The other day, I said something in a class on the Book of Joshua about how central the Bible is to some people’s lives. “Why,” I said, “there are Bible scholars around here who devote their whole lives to studying this one book! Compare that to literature scholars, who cover at least a whole century or so of literature.”
“Actually,” my Bible professor said, “there are some around here who devote their whole lives to only one book–or even a few passages–of the Bible.”
“I know,” I said. “I was just trying to be polite.”
But seriously, my friends, there’s a big difference between seminary and the world, at least here in Connecticut. Walking through the halls of Yale Divinity School, one would think that the Bible is the hottest book out there. Just about everyone is taking a Bible course, studying for an Old Testament or New Testament midterm, reading articles and commentaries for upcoming papers (help!!!), writing sermons on Bible selections, and so on.
No matter what type of class one is in, the Bible figures prominently. Theologians look to the Bible for truths we can express about God, Jesus Christ, and the Holy Spirit. (They engage in long, detailed exegesis of passages in small footnotes on every page of their works. It’s exhausting to read.) Preachers study passages for meanings and look for connections with other Bible stories and passages. Bible students and scholars comb through the same passages and books over and over again, using a variety of interpretive methods to uncover various layers of meaning. We’re like archaeologists digging for God.
And yet, on the ground in the real world, there seems to be little Bible study going on, at least in my territory. This surprises me due to the extensive exposure I had to the Bible both as a child and as an adult. I was surprised when a Roman Catholic student in a Bible course said that she has had no exposure to the Bible except through the Sunday readings. In my ten years of Roman Catholic catechism, we were introduced to the Bible in fifth grade and studied it every year after that. (Vatican II called for Bible study by all Catholics, and my parish, Church of the Resurrection of Our Lord and Savior Jesus Christ in Sunnyvale, California, took that seriously. Yes, that is the church’s name.)
I was taught to be literate and responsible with the book, to recognize the complexity of its sources and meanings, even when I was a child. When I was in college, and when I was an adult, there were sporadic Bible study offerings in Catholic churches. And when I switched to the Episcopal Church, there were multiple Bible study offerings in both Episcopal churches in California. We weren’t pretending to be expert scholars of the Bible in these studies; we were simply fellow sojourners eager to stay connected to the Word. That “Word” resonates with at least two meanings for Christians (Word as Bible, Word as Jesus, the embodied revelation of God).

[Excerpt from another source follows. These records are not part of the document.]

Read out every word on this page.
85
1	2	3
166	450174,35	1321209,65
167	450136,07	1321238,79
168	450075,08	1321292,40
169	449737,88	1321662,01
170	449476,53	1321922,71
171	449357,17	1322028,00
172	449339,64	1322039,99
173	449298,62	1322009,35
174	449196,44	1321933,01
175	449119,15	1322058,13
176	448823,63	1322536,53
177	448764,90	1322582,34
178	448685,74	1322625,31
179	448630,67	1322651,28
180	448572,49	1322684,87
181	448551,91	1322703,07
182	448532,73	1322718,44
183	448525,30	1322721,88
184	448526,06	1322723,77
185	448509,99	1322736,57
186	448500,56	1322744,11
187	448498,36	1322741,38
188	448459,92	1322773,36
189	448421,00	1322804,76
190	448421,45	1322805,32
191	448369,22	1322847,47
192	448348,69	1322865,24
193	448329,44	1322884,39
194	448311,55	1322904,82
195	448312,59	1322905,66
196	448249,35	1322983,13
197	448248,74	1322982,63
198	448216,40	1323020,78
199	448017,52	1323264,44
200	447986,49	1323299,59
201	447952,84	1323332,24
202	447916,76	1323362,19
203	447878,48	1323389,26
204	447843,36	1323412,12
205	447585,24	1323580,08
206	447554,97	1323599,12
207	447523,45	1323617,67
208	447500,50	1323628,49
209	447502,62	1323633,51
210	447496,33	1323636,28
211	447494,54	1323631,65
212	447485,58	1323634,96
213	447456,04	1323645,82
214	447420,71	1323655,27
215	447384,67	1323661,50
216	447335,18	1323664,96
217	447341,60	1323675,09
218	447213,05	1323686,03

So I was surprised to find that a number of Episcopal churches around here offer no Bible study. I proposed several Bible studies at different times in one parish but was not taken up on my offer. We play games in which we try to recognize Episcopal hymns and Book of Common Prayer trivia, but not Bible knowledge.
It’s curious to me that Roman Catholics and Episcopalians seem to have this reputation for little exposure to Bible study given my own frequent exposure in Catholic and Episcopal settings. But perhaps the reputation is deserved. Do Episcopalians and Roman Catholics study the Bible less than other Christians? If so, we are ignoring the long, long line of Christian teachers and theologians–from Augustine to Julian to Martin Luther to Barth to Schüssler Fiorenza to Elizabeth Johnson–who point to the Bible as the source of our Truth(s).
And the Episcopal Church clearly holds up the Bible as important in its Education for Ministry course, a four-year course that begins with two years of Bible scholarship.
It’s true that the Bible can be complex and sometimes even confusing and frustrating. It can rattle our concepts of God if we are believers, and it can turn off those who are not believers, who may find in the book’s language a sense of condemnation, incomprehensibility, or a portrayal of a vengeful, violent God that they never would want to know.
But for believers and nonbelievers alike, it can also be a beautiful book, full of history, poetry, narratives, wisdom literature, and even humor.